$\lim_{n \to \infty}[n,+\infty)$ has Lebesgue measure 0?

Question

I'm trying to show that $\lim_{n \to \infty}[n,+\infty)$ has Lebesgue measure 0. I'm so tempted to just state that as $n \to \infty$, the interval gets smaller and smaller and eventually to 0 but I know for sure that is not a legal move. Any hint is appreciated!

Answer 1

First off, the notation $\lim_{n\to\infty} A_n$ where $A_n$ are subsets of a larger space is not really well-defined. What is the limiting procedure? How do you compute such a limit? In high-faluten language, in what category are you taking the limit?

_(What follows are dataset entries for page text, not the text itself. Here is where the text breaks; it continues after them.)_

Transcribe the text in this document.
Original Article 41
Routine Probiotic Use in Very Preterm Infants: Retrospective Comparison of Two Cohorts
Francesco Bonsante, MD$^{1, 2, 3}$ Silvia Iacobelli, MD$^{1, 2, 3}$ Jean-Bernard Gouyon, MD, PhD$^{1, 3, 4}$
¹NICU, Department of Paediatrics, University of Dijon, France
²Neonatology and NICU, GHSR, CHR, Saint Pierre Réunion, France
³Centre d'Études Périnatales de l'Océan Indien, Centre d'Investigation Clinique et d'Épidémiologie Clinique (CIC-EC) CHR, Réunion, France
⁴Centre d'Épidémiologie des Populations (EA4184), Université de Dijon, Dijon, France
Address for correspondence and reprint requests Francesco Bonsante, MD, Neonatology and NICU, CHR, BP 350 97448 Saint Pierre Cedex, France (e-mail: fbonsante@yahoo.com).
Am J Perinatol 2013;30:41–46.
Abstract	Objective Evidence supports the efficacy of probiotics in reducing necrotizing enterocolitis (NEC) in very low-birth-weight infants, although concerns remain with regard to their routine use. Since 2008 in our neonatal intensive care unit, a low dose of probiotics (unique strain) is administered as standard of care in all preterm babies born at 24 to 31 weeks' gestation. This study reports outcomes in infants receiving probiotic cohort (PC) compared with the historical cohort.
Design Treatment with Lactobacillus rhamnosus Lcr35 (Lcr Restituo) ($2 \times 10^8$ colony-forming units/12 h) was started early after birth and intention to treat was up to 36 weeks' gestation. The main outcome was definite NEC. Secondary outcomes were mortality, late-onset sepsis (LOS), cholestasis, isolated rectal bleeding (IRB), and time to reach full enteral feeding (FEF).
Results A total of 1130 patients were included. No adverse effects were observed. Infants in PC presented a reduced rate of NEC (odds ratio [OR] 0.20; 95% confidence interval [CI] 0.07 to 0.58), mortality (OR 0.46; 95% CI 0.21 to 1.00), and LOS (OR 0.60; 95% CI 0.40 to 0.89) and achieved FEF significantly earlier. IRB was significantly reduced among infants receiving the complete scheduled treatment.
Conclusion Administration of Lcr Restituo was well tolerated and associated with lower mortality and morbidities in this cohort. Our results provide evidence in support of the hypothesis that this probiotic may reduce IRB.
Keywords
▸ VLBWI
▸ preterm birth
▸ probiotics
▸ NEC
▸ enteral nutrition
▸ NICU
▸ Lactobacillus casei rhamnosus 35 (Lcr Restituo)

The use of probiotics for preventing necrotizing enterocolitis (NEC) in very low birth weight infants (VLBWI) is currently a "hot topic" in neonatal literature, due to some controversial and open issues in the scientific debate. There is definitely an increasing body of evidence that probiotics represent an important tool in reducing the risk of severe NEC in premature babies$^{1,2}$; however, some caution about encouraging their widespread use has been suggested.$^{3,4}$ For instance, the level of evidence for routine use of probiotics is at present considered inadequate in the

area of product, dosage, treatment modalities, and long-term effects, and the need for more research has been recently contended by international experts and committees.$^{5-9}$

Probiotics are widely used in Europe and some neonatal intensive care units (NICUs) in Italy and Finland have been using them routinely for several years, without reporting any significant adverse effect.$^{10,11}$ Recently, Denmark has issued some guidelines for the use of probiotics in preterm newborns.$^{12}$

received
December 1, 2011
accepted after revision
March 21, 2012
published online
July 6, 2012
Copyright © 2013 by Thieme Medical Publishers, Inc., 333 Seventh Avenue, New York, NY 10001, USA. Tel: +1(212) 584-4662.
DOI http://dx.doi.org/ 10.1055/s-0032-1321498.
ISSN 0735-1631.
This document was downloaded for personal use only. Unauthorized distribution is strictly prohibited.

That being said, a the usual interpretation is as follows: we first define the "limit superior" and "limit inferior" of a sequence of sets. These are $$ \limsup A_n := \bigcap_{n=1}^{\infty} \bigcup_{k=n}^{\infty} A_k \qquad\text{and}\qquad \liminf A_n := \bigcup_{n=1}^{\infty} \bigcap_{k=n}^{\infty} A_k. $$ Basically, the limit superior is the collection of point that appear in infinitely many of the sets, and the limit inferior is the set of points that appear in all but finitely many of the sets. If $$ \limsup A_n = \liminf A_n = A, $$ then it is reasonable to define $\lim_{n\to\infty} A_n = A$. In the case where $A_n = [n,\infty)$, the $A_n$ are a monotonically decreasing family of sets (that is, $A_{n+1} \subseteq A_n$ for all $n\in\mathbb{N}$), and so these definitions reduce to an intersection: $$ \limsup [n,\infty) = \bigcap_{n=1}^{\infty} \bigcup_{k=n}^{\infty} [k,\infty) = \bigcap_{n=1}^{\infty} [n,\infty) = \emptyset $$ and $$ \liminf [n,\infty) = \bigcup_{n=1}^{\infty} \bigcap_{k=n}^{\infty} [k,\infty) = \bigcup_{n=1}^{\infty} \emptyset = \emptyset. $$ To see that the intersection really is empty, it is sufficient to show that if $x \in \mathbb{R}$, then $x \not\in \bigcap [n,\infty)$. For this, it is sufficient to show that $x \not\in [n,\infty)$ for at least one $n$. But this is straightforward: if $n$ is an integer with $n > x$, then $x \not\in [n,\infty)$. Since we can always find an integer bigger than $x$, it must be that $x\not\in \bigcap [n,\infty)$. Therefore if $x \in \mathbb{R}$, then $$ x\not\in \bigcap_{n=1}^{\infty} [n,\infty). $$ Then, as claimed, $\bigcap [n,\infty) = \emptyset$, from which it follows that it has zero Lebesgue measure.